Benefit Category
Diagnostic Tests (other)
Note: This may not be an exhaustive list of all applicable Medicare benefit categories for this item or service.
Item/Service Description A. General
The Centers for Medicare & Medicaid Services (CMS) received a formal, complete request to reconsider the current, de facto non-coverage for FDG PET imaging for the following off-label uses, each in lieu of bone, leukocyte, and/or gallium scintigraphy:
- Suspected chronic osteomyelitis in patients with: (a) previously documented osteomyelitis with suspected recurrence, or, (b) symptoms of osteomyelitis for more than 6 weeks (including diabetic foot ulcers),
- Investigation of patients with suspected infection of hip prosthesis, and,
- Fever of unknown origin in patients with a febrile illness of >3 weeks duration, a temperature of >38.3 degrees Centigrade on at least two occasions, and uncertain diagnosis after a thorough history, physical examination, and one week of proper investigation.

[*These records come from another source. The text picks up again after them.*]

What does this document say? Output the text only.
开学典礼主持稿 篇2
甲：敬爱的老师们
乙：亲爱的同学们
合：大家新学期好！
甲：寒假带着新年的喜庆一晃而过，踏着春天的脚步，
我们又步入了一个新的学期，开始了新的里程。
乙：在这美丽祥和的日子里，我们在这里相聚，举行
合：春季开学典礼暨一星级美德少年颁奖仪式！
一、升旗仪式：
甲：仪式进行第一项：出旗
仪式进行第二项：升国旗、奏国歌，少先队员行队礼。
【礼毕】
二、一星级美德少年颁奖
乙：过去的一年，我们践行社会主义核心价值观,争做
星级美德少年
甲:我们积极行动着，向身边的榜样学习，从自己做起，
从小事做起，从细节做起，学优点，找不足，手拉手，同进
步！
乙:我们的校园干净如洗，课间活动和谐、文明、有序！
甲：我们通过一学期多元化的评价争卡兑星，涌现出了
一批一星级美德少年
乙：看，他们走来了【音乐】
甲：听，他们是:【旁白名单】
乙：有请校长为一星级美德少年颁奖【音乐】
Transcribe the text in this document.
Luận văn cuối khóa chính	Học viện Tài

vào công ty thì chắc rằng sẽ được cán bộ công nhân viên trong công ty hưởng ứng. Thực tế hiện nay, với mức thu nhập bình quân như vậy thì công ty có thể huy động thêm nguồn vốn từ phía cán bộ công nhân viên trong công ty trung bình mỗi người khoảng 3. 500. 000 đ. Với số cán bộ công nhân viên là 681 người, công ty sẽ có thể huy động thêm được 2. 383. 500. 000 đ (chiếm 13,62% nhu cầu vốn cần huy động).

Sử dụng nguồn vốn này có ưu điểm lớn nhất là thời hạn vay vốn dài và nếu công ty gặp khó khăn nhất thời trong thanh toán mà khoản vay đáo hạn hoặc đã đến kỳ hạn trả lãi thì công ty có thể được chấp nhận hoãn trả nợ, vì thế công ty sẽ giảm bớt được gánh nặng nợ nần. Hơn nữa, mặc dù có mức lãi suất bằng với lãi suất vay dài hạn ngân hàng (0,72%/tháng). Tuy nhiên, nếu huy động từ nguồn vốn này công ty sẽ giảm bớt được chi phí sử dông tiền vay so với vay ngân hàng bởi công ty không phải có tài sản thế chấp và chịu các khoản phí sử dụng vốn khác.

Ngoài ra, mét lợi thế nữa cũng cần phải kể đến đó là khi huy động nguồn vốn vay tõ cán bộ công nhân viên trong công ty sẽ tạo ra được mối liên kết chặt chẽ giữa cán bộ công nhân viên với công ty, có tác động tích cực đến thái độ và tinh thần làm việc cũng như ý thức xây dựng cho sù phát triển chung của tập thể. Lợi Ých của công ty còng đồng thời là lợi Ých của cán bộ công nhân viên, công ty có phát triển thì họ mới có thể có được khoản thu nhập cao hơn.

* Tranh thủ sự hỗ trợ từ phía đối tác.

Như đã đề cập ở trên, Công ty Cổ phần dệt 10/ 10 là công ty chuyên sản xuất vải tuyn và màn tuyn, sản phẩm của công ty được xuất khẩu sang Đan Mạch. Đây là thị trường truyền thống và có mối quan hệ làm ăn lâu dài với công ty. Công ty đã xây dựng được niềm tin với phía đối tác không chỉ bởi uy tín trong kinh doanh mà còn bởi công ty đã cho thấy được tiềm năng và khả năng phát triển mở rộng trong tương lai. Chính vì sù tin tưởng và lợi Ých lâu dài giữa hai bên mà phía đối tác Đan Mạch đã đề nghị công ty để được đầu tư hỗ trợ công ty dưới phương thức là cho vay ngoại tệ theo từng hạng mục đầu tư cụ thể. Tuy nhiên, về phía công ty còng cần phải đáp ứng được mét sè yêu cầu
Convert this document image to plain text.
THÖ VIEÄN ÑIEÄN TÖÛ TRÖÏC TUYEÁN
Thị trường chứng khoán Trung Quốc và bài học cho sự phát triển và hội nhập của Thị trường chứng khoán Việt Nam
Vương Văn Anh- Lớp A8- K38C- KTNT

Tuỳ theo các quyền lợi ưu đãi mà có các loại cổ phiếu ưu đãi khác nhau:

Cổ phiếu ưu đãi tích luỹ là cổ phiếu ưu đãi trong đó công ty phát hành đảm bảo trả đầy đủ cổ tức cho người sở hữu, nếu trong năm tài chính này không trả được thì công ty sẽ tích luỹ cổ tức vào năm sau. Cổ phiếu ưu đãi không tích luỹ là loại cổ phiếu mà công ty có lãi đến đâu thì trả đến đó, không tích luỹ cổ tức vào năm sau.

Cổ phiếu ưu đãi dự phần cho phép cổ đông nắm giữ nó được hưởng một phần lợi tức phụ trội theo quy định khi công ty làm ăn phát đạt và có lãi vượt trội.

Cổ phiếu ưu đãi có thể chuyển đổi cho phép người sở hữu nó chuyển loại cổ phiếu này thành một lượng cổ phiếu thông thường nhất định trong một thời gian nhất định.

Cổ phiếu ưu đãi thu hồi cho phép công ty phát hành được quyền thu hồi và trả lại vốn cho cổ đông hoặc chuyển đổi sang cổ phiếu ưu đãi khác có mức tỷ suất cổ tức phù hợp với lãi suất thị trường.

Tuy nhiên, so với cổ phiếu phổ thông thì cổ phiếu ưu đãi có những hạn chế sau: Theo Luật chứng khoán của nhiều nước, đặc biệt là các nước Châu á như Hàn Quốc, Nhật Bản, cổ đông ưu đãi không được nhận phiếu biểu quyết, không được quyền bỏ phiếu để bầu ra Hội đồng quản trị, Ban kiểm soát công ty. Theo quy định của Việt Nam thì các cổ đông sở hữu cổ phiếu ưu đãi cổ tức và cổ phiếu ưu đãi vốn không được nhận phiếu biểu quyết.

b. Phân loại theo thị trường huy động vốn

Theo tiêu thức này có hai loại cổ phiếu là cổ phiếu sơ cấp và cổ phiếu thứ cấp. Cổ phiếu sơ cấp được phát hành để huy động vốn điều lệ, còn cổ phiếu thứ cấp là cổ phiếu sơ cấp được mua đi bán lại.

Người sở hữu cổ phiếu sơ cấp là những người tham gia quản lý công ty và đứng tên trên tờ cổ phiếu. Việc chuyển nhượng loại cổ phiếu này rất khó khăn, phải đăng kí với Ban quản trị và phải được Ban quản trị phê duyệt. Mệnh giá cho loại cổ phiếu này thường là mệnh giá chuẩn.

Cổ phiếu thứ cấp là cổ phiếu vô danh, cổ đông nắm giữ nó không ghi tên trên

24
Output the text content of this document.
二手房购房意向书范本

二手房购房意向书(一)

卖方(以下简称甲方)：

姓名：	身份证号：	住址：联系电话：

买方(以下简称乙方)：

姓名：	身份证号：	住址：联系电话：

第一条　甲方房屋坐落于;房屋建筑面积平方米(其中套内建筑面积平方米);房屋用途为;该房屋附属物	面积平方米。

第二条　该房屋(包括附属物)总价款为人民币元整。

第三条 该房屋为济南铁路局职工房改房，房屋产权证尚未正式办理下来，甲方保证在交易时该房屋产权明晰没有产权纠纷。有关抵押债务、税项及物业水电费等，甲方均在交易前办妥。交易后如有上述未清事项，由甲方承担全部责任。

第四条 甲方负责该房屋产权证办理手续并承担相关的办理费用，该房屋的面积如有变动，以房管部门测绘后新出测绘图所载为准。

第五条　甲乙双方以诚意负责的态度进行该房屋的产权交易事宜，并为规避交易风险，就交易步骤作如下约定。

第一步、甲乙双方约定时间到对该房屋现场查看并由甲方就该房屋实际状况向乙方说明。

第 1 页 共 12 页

Indications and Limitations of Coverage B. Nationally Covered Indications
N/A
C. Nationally Non-Covered Indications
The CMS is continuing its national non-coverage of FDG PET for the requested indications. Based upon our review, CMS has determined that the evidence is inadequate to conclude that FDG PET for chronic osteomyelitis, infection of hip arthroplasty, and fever of unknown origin improves health outcomes in the Medicare populations, and therefore has determined that FDG PET for chronic osteomyelitis, infection of hip arthroplasty, and fever of unknown origin is not reasonable and necessary under section 1862(a)(1)(A) of the Social Security Act.
D. Other
The CMS has also determined that the request for coverage is not appropriate for the Coverage with Evidence Development (CED) paradigm.